Apart from the precision balances, the SHS has also been applied to moisture analyzers of the heating and drying method, the AD-4212 Series, which are special weighing instruments to be used in automated machines in production lines, and accuracy testers for pipette volumes. The scope of its applications continues to expand.

These are our basic observations of the development of the SHS. To tell you the truth, however, when we started the development, we were being pressured by the trend toward the sophisticated integration of sensor components as proposed by our competitors. We were also criticized by the sales division, who said that A&D would fail to stay current with the market and technology if it employed a hybrid sensor. We were in a tight spot as engineers.

I remember that we felt we had no way out and were agonizing every day to find solutions. One day, while I was in a bus during a trip to Europe, I came up with the idea of intermediate integration, which marked a clear difference from full integration. Building on this idea, we kept creating further solutions and finally arrived at a new principle, which was the SHS as it is today.
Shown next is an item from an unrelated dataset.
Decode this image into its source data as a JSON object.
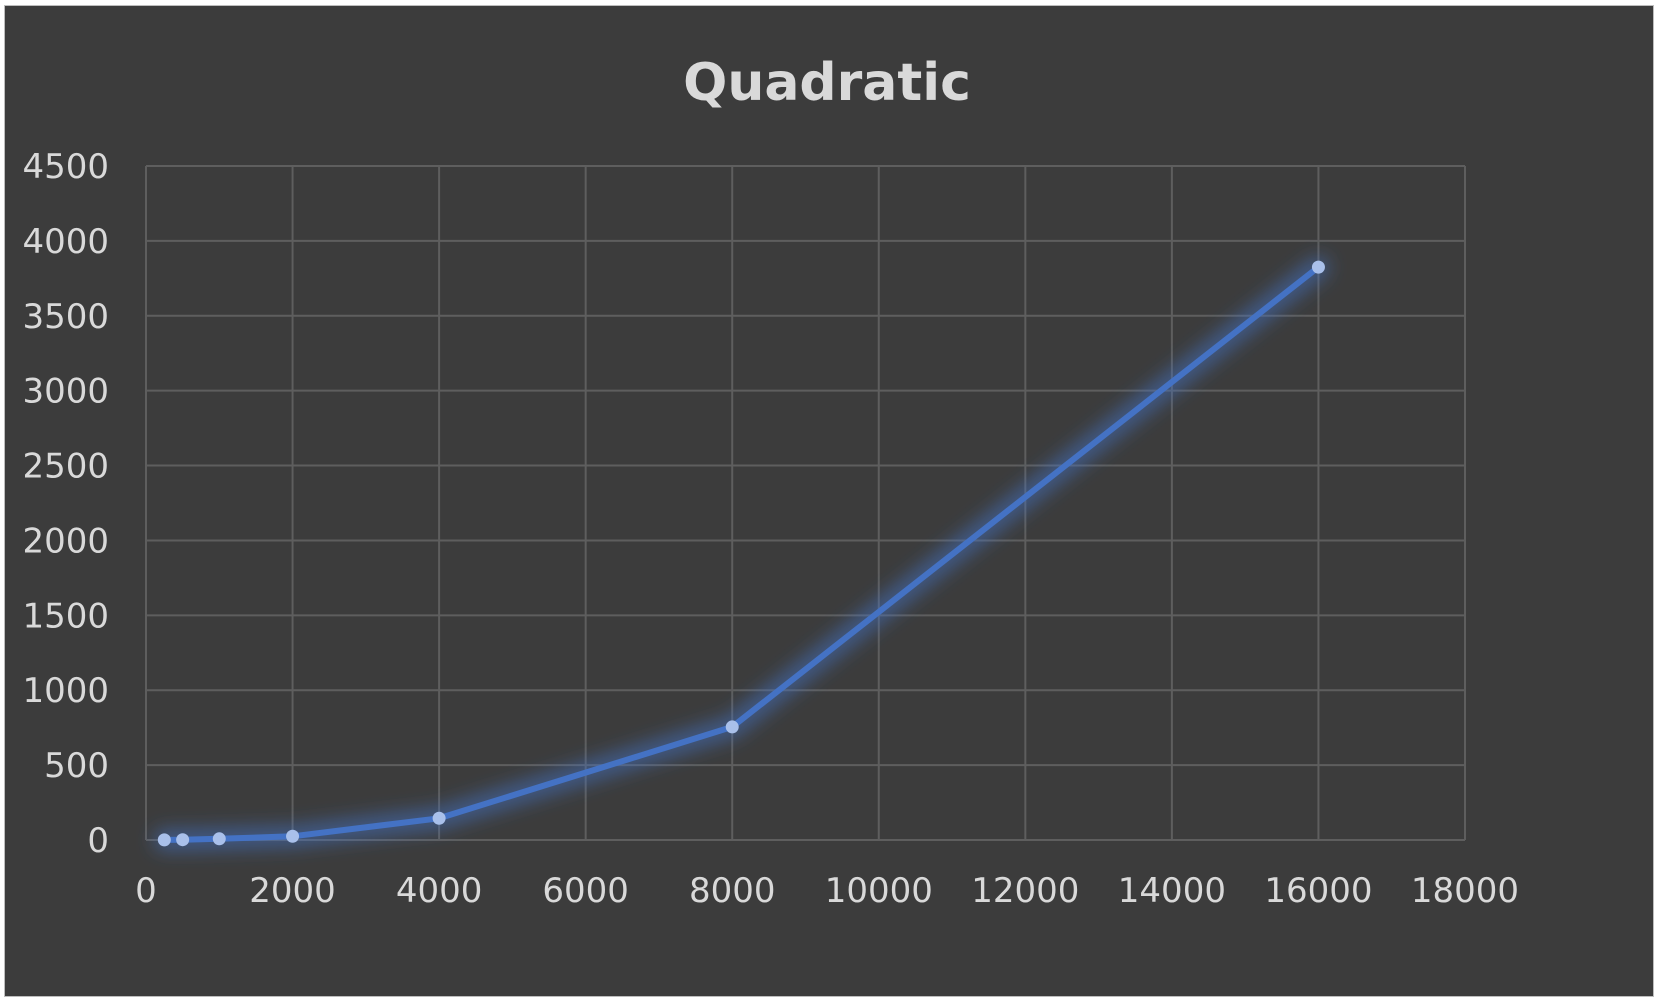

We repeated testing with trial samples for about two years, and we were very happy when we achieved target specifications. Fortunately, the move from the trial samples to the ramp-up of the GX / GF Series as new precision balances went fairly smoothly, as we were able to utilize our existing infrastructure of highly advanced production engineering as well as gather our in-house elemental technologies of hardware and software.

Based on this experience, we again realized that when working on a difficult theme such as developing a new sensor, it is important to face reality and accurately grasp the situation in order to inspire ideas, and then work continuously to realize those ideas.